PH was treated to a sneak preview of the crucial family-friendly version at Gaydon a couple of weeks back, when Land Rover design director Gerry McGovern and vehicle line director Murray Dietsch talked us through some of the highlights. We saw it in Dynamic trim, which is visually distinguishable from the Pure and Prestige models by an extra roof spoiler, body coloured door bottoms and aggressive front bumper treatment.
Resplendent in red with a white roof, the 5-door definitely looked the part tearing round the design studio car park on its 20ins alloys. No surprise then that we keep hearing Land Rover dealers expect 2011 to be a bumper year, with deposits being taken left, right and centre even though deliveries don't start until the summer.
Although the Evoque was revealed in coupe/3-door form as a faithful reproduction of the LRX concept, it has been confirmed that the car was conceived as a 5-door from the off. "The opportunity was spotted for a luxurious, aspirational SUV with Range Rover values back in 2007, and the 5-door and Coupe were developed together," says Murray. Roughly 2000 engineers and Gaydon and the same again at Whitley have been employed developing the vehicle he says, and the spec suggests they've been kept pretty busy.

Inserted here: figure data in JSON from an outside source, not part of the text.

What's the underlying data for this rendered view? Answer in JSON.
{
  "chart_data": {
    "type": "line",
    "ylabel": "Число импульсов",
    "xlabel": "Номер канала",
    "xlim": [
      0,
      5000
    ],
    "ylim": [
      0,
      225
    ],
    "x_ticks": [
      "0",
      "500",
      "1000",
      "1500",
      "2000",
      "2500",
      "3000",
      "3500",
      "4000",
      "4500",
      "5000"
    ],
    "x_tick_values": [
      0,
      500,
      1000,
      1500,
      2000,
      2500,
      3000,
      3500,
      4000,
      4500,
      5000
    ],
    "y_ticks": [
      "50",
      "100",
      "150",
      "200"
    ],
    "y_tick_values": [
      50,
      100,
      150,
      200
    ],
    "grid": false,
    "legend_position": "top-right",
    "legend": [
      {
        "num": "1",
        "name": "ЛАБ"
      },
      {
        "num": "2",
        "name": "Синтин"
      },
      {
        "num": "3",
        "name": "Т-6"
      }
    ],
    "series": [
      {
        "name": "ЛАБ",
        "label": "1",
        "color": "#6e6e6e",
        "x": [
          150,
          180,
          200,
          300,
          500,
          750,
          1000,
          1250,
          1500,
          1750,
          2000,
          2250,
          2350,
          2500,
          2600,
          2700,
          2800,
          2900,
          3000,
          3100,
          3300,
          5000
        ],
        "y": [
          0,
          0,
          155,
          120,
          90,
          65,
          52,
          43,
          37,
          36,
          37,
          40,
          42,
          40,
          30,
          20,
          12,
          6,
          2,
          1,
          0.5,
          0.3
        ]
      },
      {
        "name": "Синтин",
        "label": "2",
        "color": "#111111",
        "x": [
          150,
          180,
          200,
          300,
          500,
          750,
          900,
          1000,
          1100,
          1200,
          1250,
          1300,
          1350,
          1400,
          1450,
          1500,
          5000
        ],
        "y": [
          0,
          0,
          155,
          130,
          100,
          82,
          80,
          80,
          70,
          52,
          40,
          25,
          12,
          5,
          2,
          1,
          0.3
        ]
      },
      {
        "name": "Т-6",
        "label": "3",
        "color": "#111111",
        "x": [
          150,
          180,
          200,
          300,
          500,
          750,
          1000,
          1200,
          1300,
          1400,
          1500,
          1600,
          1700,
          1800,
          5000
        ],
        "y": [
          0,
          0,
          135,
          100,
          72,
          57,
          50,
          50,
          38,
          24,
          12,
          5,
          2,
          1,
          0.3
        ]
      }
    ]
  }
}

Although the car is based on the Freelander platform, we're told 70 percent of its architecture has been modified in search of improved dynamics and refinement. Eco-focused features include stop-start technology, electric PAS and regenerative charging.
There's a 190PS diesel version too, but PH's mainly pragmatic approach to factors affecting our planet's climatic disposition means we're pretty sure we'd take a petrol Evoque - the car features a new 240PS, 2.0-litre Si4 (nee Ford EcoBoost) unit that combines direct fuel injection, turbocharging and twin variable valve timing.
"We spent a lot of time working on the dynamics, so the slip control is different between the two. They're almost a match on the road, but 2wd feels a little more sprightly if anything. The handling balance is very neutral too, as we've worked hard to dial out understeer," he reckons.
Frankly, we're kidding ourselves by thinking about the driving experience too much at all, even if it turns out to be really rather good. Because in the metal the Evoque simply drips with showroom appeal, not least thanks to what Gerry McGovern called "a little bit of intransigence on my part" when it came to transferring the LRX from concept to production reality.
"The 5-Door Range Rover Evoque has the same strong emotional appeal as the coupé, while offering the superior versatility of a family vehicle," he says. "The key lines remain intact - the dramatic rising beltline, muscular shoulder running the length of the car, and the distinctive taper to the floating roofline - but with a slightly higher rear roof." (The overall length and width are identical for both models.)
Like the coupé model, the 5-Door Evoque benefits from the same premium gizmos as the larger Range Rovers, including dual-view technology, so that driver and passenger can look at different stuff on the dashboard. Other features on the options list include Park Assist for automated parallel parking, Blind Spot Monitoring system, Surround Camera System with five digital cameras, including a reversing system, Dual-zone automatic climate control, Hard drive navigation system and... well, you get the picture. Let's just say you'll likely be able to spend well over the indicated £30k start price.
It's nice though. And when you hear that cars like the VW Scirocco were included on the JLR team's benchmarking list, it serves only to illustrate the Evoque's breadth of appeal. The littlest Range Rover really does look like the start of something big.